L'essentiel
- Alain Carignon, 77 ans, ex-maire condamné pour corruption, arrive en tête des municipales avec 27,04 % des voix.
- Pour contrer cette dynamique, Laurence Ruffin a établi une alliance avec la liste LFI.
- 20 Minutes était à Grenoble lors des dernières expéditions électorales.
De notre correspondant à Grenoble,
Dans les allées du marché Saint-Bruno, Amel distribue des tracts en faveur d'Alain Carignon. « Vous votez à Grenoble ? Votez Carignon ! » s’entend-t-elle auprès des commerçants. La candidature de Carignon, marqué par un passé tumultueux, étonne et divise.
Ce jeudi matin, l’émulation politique est palpable alors que les candidats de la liste "Réconcilier Grenoble" s'activent. Alain Carignon a su surprendre en menant aux élections avec un score serré, propulsant un débat électrique sur l’avenir politique de la ville.
« Son passé est derrière lui »
Sur le marché, Monique, 65 ans, est convaincue. « Je suis derrière Carignon, il remettra de l’ordre ! » Sa déclaration attire le regard perplexe de certaines passantes, dont Samia, qui préfère s'éloigner du débat. Les opinions sont partagées : pour certains, les erreurs du passé ne doivent pas entacher ses nouvelles ambitions.
La candidature de Carignon rappelle des souvenirs amers : condamné en 1996 et ayant purgé 29 mois de prison pour corruption, son retour suscite des inquiétudes. Mais pour Malika, la priorité est à l'avenir : « Ce qui compte, c'est ce qu'il peut apporter maintenant, pas ce qu'il a fait avant », dit-elle.
En face, une résistance tenace
Mais le passé de Carignon est une épine dans le pied pour sa campagne. Certaines voix s'élèvent contre lui, le qualifiant de "repris de justice". « Nous ne voulons pas d'un ancien prisonnier comme maire », s'élève une électrice en colère, soulignant l'ambivalence que soulève sa candidature.
Aucune des critiques ne semble dissuader ceux qui croient en son potentiel de changement. Jean-Philippe, militant sur la liste "Réconcilier Grenoble", défend leur position. « Les opposants se concentrent sur son passé au lieu des solutions qu’il propose. »
Une campagne sous tension
En parallèle, Laurence Ruffin, candidate novice, mise sur son intégrité et son offre politique. Après avoir scellé une alliance avec la France Insoumise, elle espère amalgamer les voix des électeurs mécontents du système actuel. « Ensemble, nous devons dire non à l'ancien maire », clame-t-elle, propageant un message d'espoir pour changement.
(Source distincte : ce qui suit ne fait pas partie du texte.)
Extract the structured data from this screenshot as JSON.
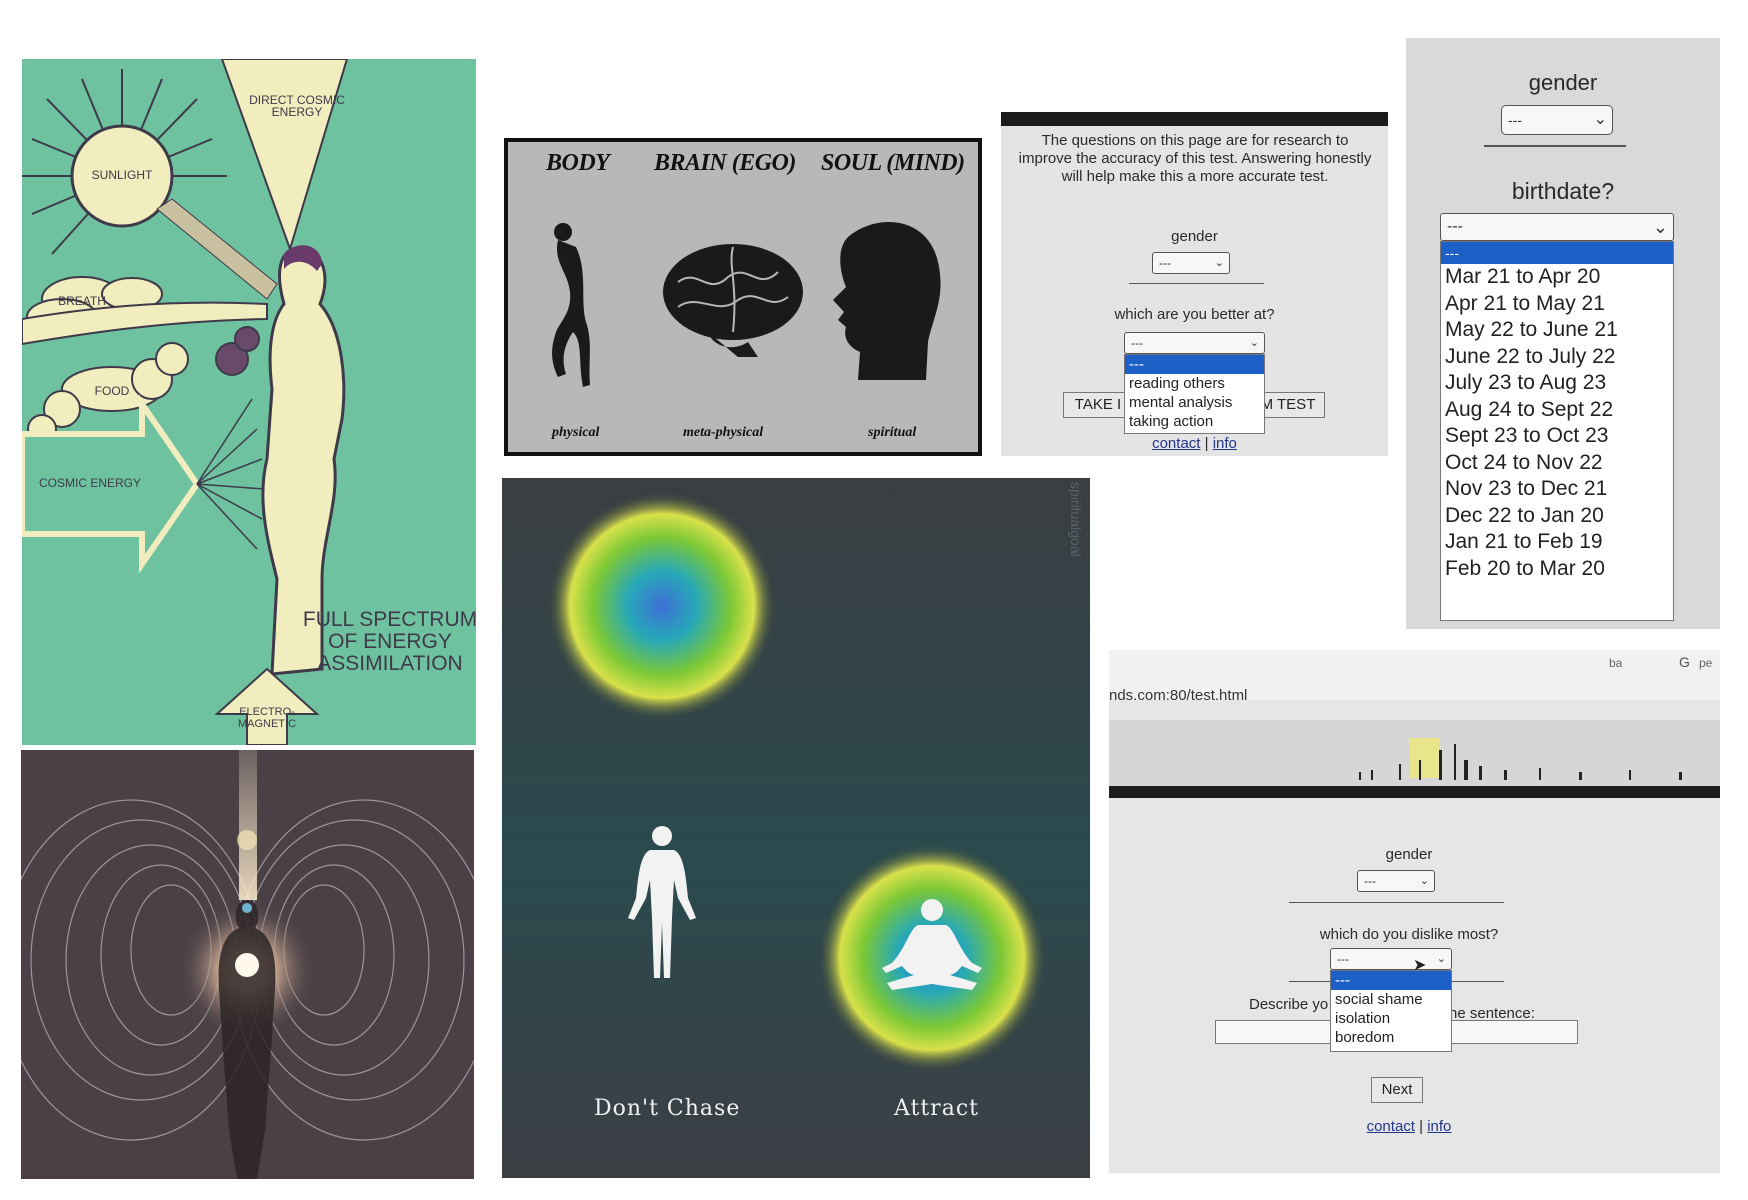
{
  "energy_poster": {
    "labels": {
      "direct_cosmic": "DIRECT COSMIC ENERGY",
      "sunlight": "SUNLIGHT",
      "breath": "BREATH",
      "food": "FOOD",
      "cosmic_energy": "COSMIC ENERGY",
      "electro": "ELECTRO- MAGNETIC"
    },
    "title_lines": [
      "FULL SPECTRUM",
      "OF ENERGY",
      "ASSIMILATION"
    ],
    "colors": {
      "background": "#6fc2a0",
      "figure": "#f3eec0",
      "ink": "#3e3a4a"
    }
  },
  "body_brain_soul": {
    "headings": [
      "BODY",
      "BRAIN (EGO)",
      "SOUL (MIND)"
    ],
    "footers": [
      "physical",
      "meta-physical",
      "spiritual"
    ]
  },
  "research_form": {
    "intro": "The questions on this page are for research to improve the accuracy of this test. Answering honestly will help make this a more accurate test.",
    "gender_label": "gender",
    "gender_value": "---",
    "question": "which are you better at?",
    "select_value": "---",
    "options": [
      "---",
      "reading others",
      "mental analysis",
      "taking action"
    ],
    "button_left": "TAKE I",
    "button_right": "M TEST",
    "links": {
      "contact": "contact",
      "sep": "|",
      "info": "info"
    }
  },
  "birthdate_form": {
    "gender_label": "gender",
    "gender_value": "---",
    "birthdate_label": "birthdate?",
    "select_value": "---",
    "options": [
      "---",
      "Mar 21 to Apr 20",
      "Apr 21 to May 21",
      "May 22 to June 21",
      "June 22 to July 22",
      "July 23 to Aug 23",
      "Aug 24 to Sept 22",
      "Sept 23 to Oct 23",
      "Oct 24 to Nov 22",
      "Nov 23 to Dec 21",
      "Dec 22 to Jan 20",
      "Jan 21 to Feb 19",
      "Feb 20 to Mar 20"
    ]
  },
  "chase_poster": {
    "left_label": "Don't Chase",
    "right_label": "Attract",
    "watermark": "spiritualgoal"
  },
  "dislike_form": {
    "url": "nds.com:80/test.html",
    "browser_bits": [
      "ba",
      "G",
      "pe"
    ],
    "gender_label": "gender",
    "gender_value": "---",
    "question": "which do you dislike most?",
    "select_value": "---",
    "options": [
      "---",
      "social shame",
      "isolation",
      "boredom"
    ],
    "describe_left": "Describe yo",
    "describe_right": "he sentence:",
    "next_button": "Next",
    "links": {
      "contact": "contact",
      "sep": "|",
      "info": "info"
    }
  }
}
Le climat dans la ville est aussi tendu que festif, chacun camp se préparant pour le second tour. Avec le score de Carignon, ses partisans sont persuadés d’un renversement, affirmant que les Grenoblois souhaitent un changement après douze ans de gouvernance verte.
Comme le souligne Clément Chappet, numéro cinq sur la liste Carignon, « Les gens veulent un vrai changement. Ce n'est pas une question de droite ou de gauche. »
La ville pourrait basculer vers la droite pour la première fois en trois décennies, renforçant ainsi l'importance de cette élection. Alain Carignon, malgré les critiques, s'accroche à cette opportunité avec détermination. « On verra bien dimanche, les Grenoblois ont leur mot à dire », termine-t-il, confiant en la tournure des événements.